Passeios à beira mar, os olhos mastigados de sal, espreitam pelas janelas escuras desta alma, o corpo náufraga, o…

O homem cai debruçado no vento, implorando um sentimento.


Sinto-me como que… Prostituído pelas ruas, olhares cinzas, a humidade do solo entra-me no corpo contagiado, a palavra é dor premente, gélido, o olhar…
Solidifica-se a alma, quase não tenho movimentos, os dedos atiram-se ao ar, lentamente, procuram palavras incestuosas para desbravar o poema, que consumo em fogo lento.
A complexidade da paisagem, as escadas do céu escondem a passagem, o buraco de luz alimenta-se do verso, ficam, luzes do dia, palavras infundadas lapidam o poema incestuoso com que me vesti.

Sou pecado…

Corro… Uma brisa de vento esconde-me os olhos, sou inocente quando acordo, pudera ser sempre criança, o sol beija o mar, a lua é noite sofrida que estrela passageira alimenta, o céu, o céu vou devorando.
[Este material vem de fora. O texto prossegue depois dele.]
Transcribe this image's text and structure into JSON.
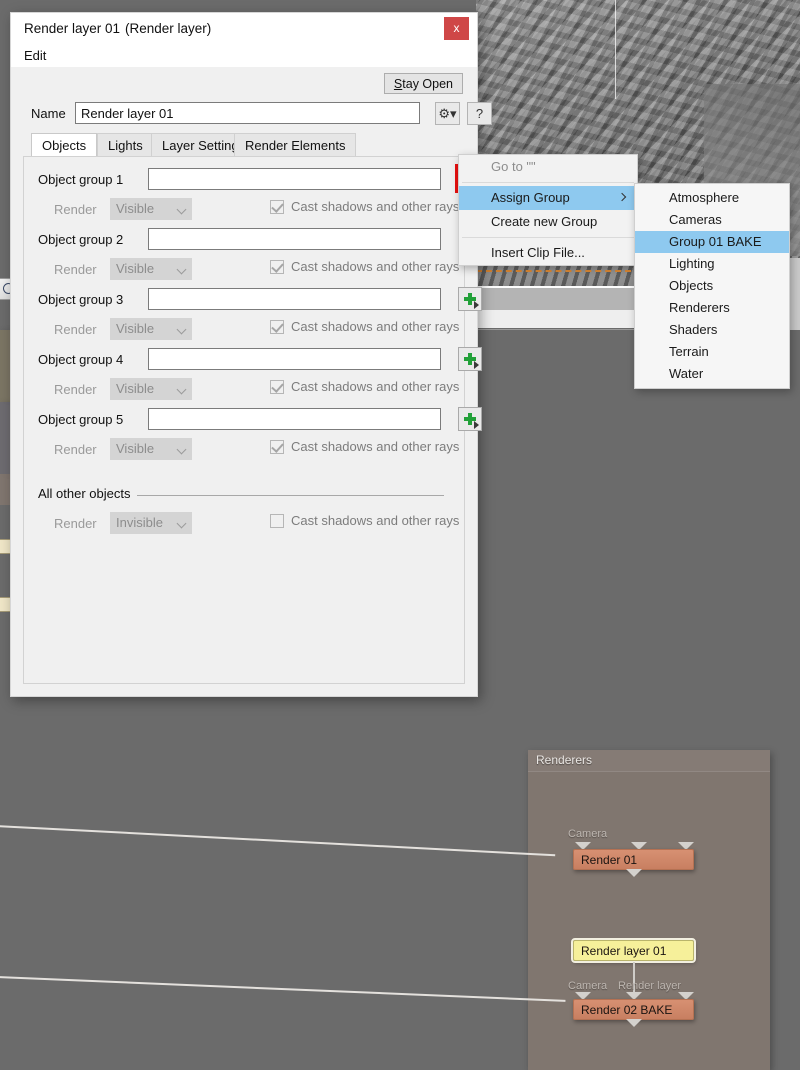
{
  "dialog": {
    "title": "Render layer 01",
    "subtitle": "(Render layer)",
    "close_label": "x",
    "menu": {
      "edit": "Edit"
    },
    "stay_open": "Stay Open",
    "name_label": "Name",
    "name_value": "Render layer 01",
    "gear_icon": "gear-icon",
    "help_label": "?",
    "tabs": [
      {
        "label": "Objects",
        "active": true
      },
      {
        "label": "Lights",
        "active": false
      },
      {
        "label": "Layer Settings",
        "active": false
      },
      {
        "label": "Render Elements",
        "active": false
      }
    ],
    "object_groups": [
      {
        "label": "Object group 1",
        "value": "",
        "render_label": "Render",
        "render_value": "Visible",
        "cast_label": "Cast shadows and other rays",
        "cast_checked": true
      },
      {
        "label": "Object group 2",
        "value": "",
        "render_label": "Render",
        "render_value": "Visible",
        "cast_label": "Cast shadows and other rays",
        "cast_checked": true
      },
      {
        "label": "Object group 3",
        "value": "",
        "render_label": "Render",
        "render_value": "Visible",
        "cast_label": "Cast shadows and other rays",
        "cast_checked": true
      },
      {
        "label": "Object group 4",
        "value": "",
        "render_label": "Render",
        "render_value": "Visible",
        "cast_label": "Cast shadows and other rays",
        "cast_checked": true
      },
      {
        "label": "Object group 5",
        "value": "",
        "render_label": "Render",
        "render_value": "Visible",
        "cast_label": "Cast shadows and other rays",
        "cast_checked": true
      }
    ],
    "all_other": {
      "label": "All other objects",
      "render_label": "Render",
      "render_value": "Invisible",
      "cast_label": "Cast shadows and other rays",
      "cast_checked": false
    }
  },
  "context_menu": {
    "items": [
      {
        "label": "Go to \"\"",
        "disabled": true,
        "highlight": false,
        "submenu": false
      },
      {
        "label": "Assign Group",
        "disabled": false,
        "highlight": true,
        "submenu": true
      },
      {
        "label": "Create new Group",
        "disabled": false,
        "highlight": false,
        "submenu": false
      },
      {
        "label": "Insert Clip File...",
        "disabled": false,
        "highlight": false,
        "submenu": false
      }
    ]
  },
  "submenu": {
    "items": [
      {
        "label": "Atmosphere",
        "highlight": false
      },
      {
        "label": "Cameras",
        "highlight": false
      },
      {
        "label": "Group 01 BAKE",
        "highlight": true
      },
      {
        "label": "Lighting",
        "highlight": false
      },
      {
        "label": "Objects",
        "highlight": false
      },
      {
        "label": "Renderers",
        "highlight": false
      },
      {
        "label": "Shaders",
        "highlight": false
      },
      {
        "label": "Terrain",
        "highlight": false
      },
      {
        "label": "Water",
        "highlight": false
      }
    ]
  },
  "node_graph": {
    "groups": [
      {
        "title": "Renderers"
      }
    ],
    "nodes": [
      {
        "label": "Render 01",
        "type": "render"
      },
      {
        "label": "Render layer 01",
        "type": "layer"
      },
      {
        "label": "Render 02 BAKE",
        "type": "render"
      }
    ],
    "port_labels": {
      "camera_top": "Camera",
      "camera_bottom": "Camera",
      "render_layer": "Render layer"
    }
  },
  "colors": {
    "accent_highlight": "#8ec9ef",
    "close_button": "#cf4747",
    "highlight_border": "#e81010",
    "plus_green": "#21a038",
    "node_render": "#c87f61",
    "node_layer": "#f6f09a",
    "crop_marquee": "#e08a33"
  }
}
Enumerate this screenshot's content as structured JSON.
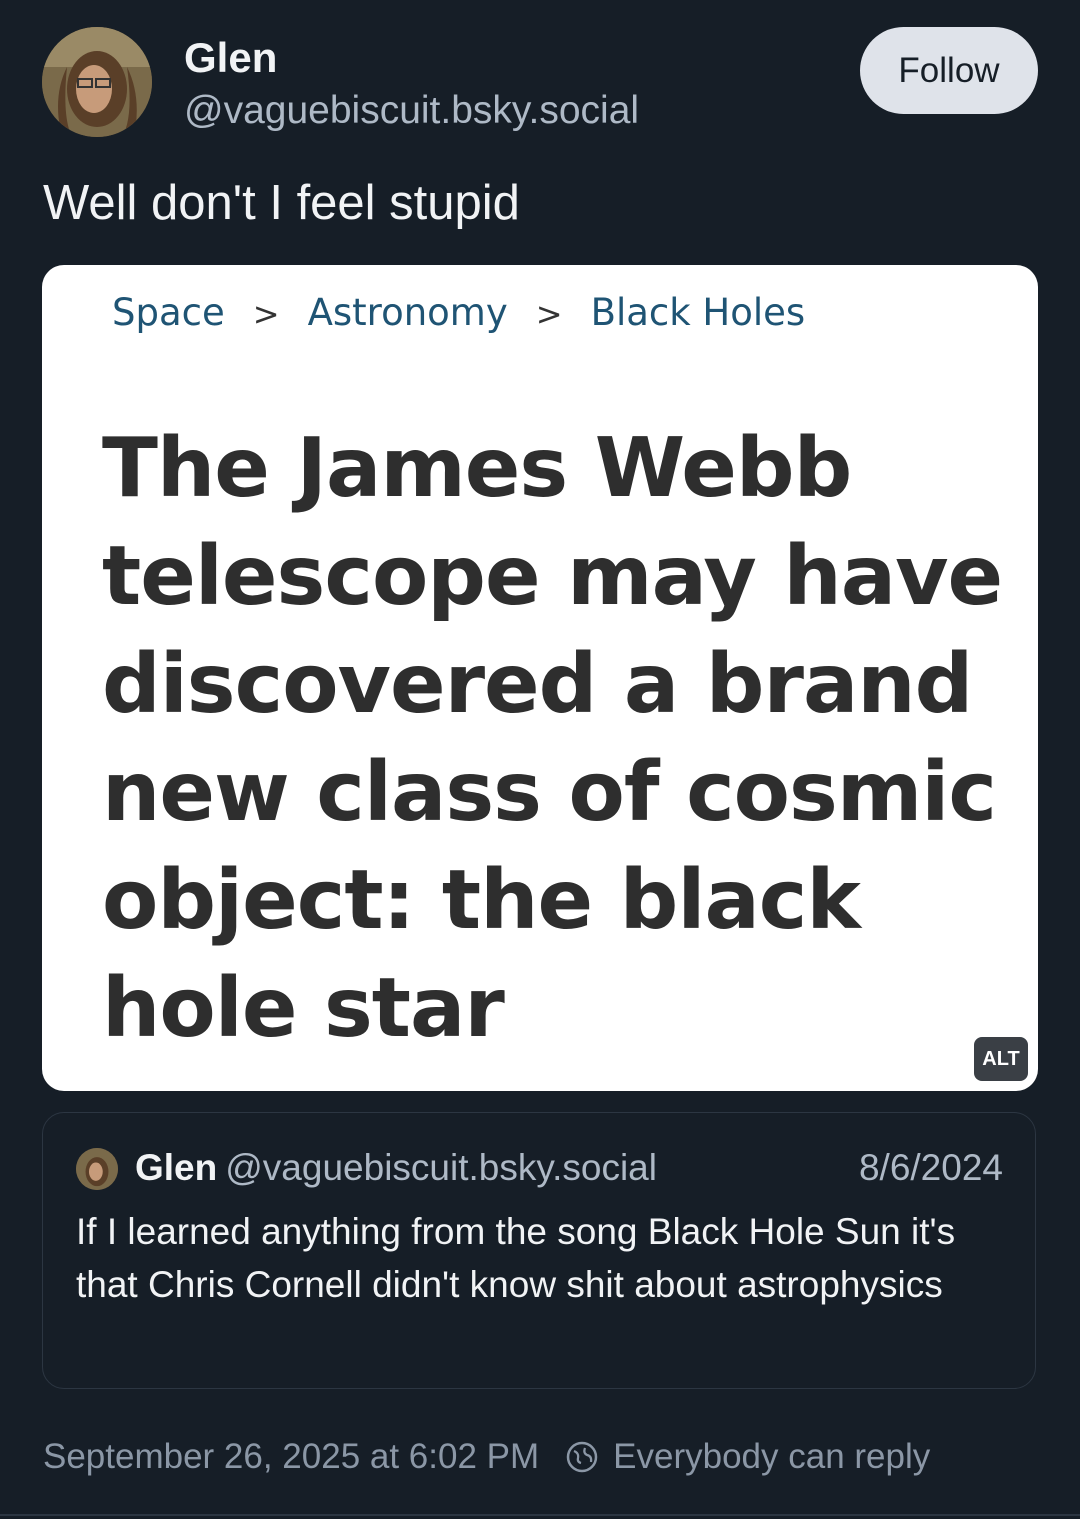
{
  "author": {
    "name": "Glen",
    "handle": "@vaguebiscuit.bsky.social"
  },
  "follow_label": "Follow",
  "post_text": "Well don't I feel stupid",
  "image": {
    "breadcrumbs": [
      "Space",
      "Astronomy",
      "Black Holes"
    ],
    "breadcrumb_separator": ">",
    "headline": "The James Webb telescope may have discovered a brand new class of cosmic object: the black hole star",
    "alt_badge": "ALT"
  },
  "quoted_post": {
    "name": "Glen",
    "handle": "@vaguebiscuit.bsky.social",
    "date": "8/6/2024",
    "text": "If I learned anything from the song Black Hole Sun it's that Chris Cornell didn't know shit about astrophysics"
  },
  "footer": {
    "timestamp": "September 26, 2025 at 6:02 PM",
    "reply_setting": "Everybody can reply",
    "reply_icon": "globe-reply-icon"
  },
  "colors": {
    "background": "#161e27",
    "handle_text": "#aeb9c6",
    "breadcrumb": "#1f5474",
    "follow_button": "#dfe3ea"
  }
}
Será que existo realmente?

Não… Sou demente! Sou demente!

Agarro os transeuntes que passam, construo a maqueta, a cidade enfeita os caminhos com palavras do meu novo reino.
O poema obcecado toma da luz distante um sabor amargo de sonho, sou criança, brinco com as sombras, desenho nas esquinas do mundo uma paisagem de luz…

Perdoem-me…
Quis dar à luz um novo mundo.

Talvez, na minha fraqueza, se vá deitando o sonho, me destituam do poder inocente, me encarcerem a vontade para sempre, eu, deste mundo não seja nada, apenas ilusão consequente, recados atiram os homens, deixam-me às portas prostituídas do mundo perdido.
Hoje, acordei e era um anjo de todas as cores, vendi-me ao pesadelo, entreguei-me ao susto, deixei de ser humano, reparti-me, dei-me e dividi-me, minha loucura, olhar, não sentir nada.

Perdoem-me! Perdoem-me!

A alma chora obcecada, o poema escorrega das mãos sábias, sinistras as paisagens recorrem dos meus sonhos, tantas incertas moradas onde me senti.

Fazem-me falta direitos de gente, sentir-me humano, lutar desenfreadamente com os meus medos, falar com voz desgarrada, entregar às gentes antigas o que resta da minha estrada.

Tantos caminhos em circulo, a encruzilhada é um enigma de sorte, ou, serão estradas do céu e do inferno, que passos de criança devoram, na intensidade de um momento.

Caiem-me da algibeira os versos, os que quis entregar a Deus!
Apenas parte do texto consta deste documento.